Oireachtas Joint and Select Committees

Wednesday, 18 November 2015

Committee on Finance, Public Expenditure and Reform: Select Sub-Committee on Finance

Finance Bill 2015: Committee Stage (Resumed)

11:00 am

Photo of Peadar TóibínPeadar Tóibín (Meath West, Sinn Fein) | Oireachtas source

The US Bureau of Economic Analysis stated American corporations based here made a profit of $970,000 and paid $25,000 in tax per employee per year, which is a phenomenally low effective corporation tax rate of approximately 2.5%. We can contrast this with the figure for citizens in County Wicklow, whom the Minister of State represents, who pay a tax rate of 40%. They will not have a knowledge development box or any other tax loophole. Ireland has been a leader in competition on corporation tax rates. It is a central element of our international economic attractiveness. Competition in corporation tax rates robs the citizen and locates the profits in the hands of the corporations. Over time, it erodes the tax base and transfers money to corporations. Around the world countries are losing corporation tax, given that they are forced to reduce their corporation tax rates as a result of a very negative competition that Ireland is leading.

Some 50% of the planet's wealth is owned by 1% of the population. This extremely unequal distribution of wealth is being driven by a number of very large corporations which are making massive profits, on which they are not being taxed, while citizens are being taxed. The Government, instead of having a big flashing neon light over the State stating “bargain basement corporation taxes, please come in”, must invest more in education and show it has a smarter, better educated citizenry than any other country. We must say we have a broadband system that will beat anybody’s such that events such as the Web Summit will not have to leave. We must say we have a transport infrastructure in which, if an accident takes place on the Lucan bypass or the M50, the whole of the Dublin region’s transport network will not be snarled up.

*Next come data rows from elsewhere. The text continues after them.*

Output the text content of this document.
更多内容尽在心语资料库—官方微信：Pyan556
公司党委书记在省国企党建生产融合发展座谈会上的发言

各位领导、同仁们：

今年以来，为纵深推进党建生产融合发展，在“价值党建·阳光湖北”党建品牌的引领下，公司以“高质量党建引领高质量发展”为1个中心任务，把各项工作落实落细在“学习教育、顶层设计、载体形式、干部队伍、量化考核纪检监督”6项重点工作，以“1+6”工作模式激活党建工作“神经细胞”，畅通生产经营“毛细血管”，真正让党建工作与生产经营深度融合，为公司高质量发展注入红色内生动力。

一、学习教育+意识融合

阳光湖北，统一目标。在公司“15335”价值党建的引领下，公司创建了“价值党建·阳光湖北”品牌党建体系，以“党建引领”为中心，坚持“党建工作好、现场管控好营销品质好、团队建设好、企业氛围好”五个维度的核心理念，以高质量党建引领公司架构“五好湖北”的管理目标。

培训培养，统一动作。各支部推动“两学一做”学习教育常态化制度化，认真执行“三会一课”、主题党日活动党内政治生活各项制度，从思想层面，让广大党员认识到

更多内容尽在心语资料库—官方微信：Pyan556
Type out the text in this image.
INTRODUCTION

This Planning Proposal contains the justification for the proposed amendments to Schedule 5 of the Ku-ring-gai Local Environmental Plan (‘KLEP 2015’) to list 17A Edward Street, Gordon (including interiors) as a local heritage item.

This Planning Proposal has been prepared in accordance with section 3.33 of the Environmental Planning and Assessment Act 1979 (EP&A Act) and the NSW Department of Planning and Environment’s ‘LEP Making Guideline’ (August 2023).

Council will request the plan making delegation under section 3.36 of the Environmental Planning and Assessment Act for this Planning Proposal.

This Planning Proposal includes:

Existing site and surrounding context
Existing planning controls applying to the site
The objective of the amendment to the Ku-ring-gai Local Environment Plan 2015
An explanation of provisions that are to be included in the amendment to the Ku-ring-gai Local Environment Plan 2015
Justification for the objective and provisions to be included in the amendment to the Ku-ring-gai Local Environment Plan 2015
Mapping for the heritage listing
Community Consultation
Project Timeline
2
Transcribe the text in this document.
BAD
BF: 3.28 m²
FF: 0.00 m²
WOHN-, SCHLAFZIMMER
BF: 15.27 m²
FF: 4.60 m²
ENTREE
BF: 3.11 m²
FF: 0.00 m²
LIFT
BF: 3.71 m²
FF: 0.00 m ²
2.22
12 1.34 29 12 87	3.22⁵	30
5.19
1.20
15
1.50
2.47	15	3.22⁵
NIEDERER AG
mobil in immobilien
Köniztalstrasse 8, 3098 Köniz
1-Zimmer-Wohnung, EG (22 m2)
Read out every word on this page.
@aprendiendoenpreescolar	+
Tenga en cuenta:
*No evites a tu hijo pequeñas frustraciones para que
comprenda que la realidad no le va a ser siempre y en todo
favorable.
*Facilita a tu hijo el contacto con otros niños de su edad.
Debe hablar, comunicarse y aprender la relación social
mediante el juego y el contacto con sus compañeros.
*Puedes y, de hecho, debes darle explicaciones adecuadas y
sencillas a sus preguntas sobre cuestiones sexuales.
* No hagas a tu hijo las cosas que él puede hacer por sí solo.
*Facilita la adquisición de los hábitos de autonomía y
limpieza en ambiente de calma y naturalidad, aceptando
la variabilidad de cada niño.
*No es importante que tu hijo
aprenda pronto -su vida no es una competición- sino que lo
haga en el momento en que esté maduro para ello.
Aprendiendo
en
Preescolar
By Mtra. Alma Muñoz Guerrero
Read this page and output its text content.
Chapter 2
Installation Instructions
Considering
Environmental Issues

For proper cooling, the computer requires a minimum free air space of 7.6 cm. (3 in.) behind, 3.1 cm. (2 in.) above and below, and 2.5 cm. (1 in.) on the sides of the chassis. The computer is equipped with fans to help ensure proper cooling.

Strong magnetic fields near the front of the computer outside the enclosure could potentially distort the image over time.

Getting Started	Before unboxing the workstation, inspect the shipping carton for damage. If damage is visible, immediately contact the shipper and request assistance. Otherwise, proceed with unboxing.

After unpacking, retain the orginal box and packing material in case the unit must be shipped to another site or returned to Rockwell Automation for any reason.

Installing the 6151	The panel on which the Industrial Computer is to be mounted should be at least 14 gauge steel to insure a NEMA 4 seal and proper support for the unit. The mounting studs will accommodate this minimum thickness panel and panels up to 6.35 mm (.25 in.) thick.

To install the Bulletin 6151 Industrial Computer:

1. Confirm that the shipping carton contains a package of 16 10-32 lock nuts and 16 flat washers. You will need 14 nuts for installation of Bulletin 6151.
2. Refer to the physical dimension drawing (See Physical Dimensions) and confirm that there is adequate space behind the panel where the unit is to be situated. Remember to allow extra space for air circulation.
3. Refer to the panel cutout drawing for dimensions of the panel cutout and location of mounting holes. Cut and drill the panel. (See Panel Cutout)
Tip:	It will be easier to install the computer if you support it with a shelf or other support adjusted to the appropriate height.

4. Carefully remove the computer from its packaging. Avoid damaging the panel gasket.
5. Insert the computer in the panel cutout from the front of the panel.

Paul Krugman has carried out analysis which shows that the sunshine states of America are experiencing more growth owing to the fact that their house prices are far lower than in New York and other centres. Deputy Richard Boyd Barrett is correct. When a company such as PayPal asks its staff if they have spare rooms to provide accommodation for potential workers in the company, it is clear that our infrastructure is snarled up. We have reached capacity in areas that should be competitive advantages for the country. The level of the Government's investment will decrease between now and 2020, according to the figures included in the spring statement. We are at the bottom of the list when it comes to Government investment in these areas, which means that our competitive advantage will weaken and become more located in bargain basement corporation tax rates. There is no doubt in my mind that the knowledge development box is part of it. We have been forced down this route owing to the lack of Government investment.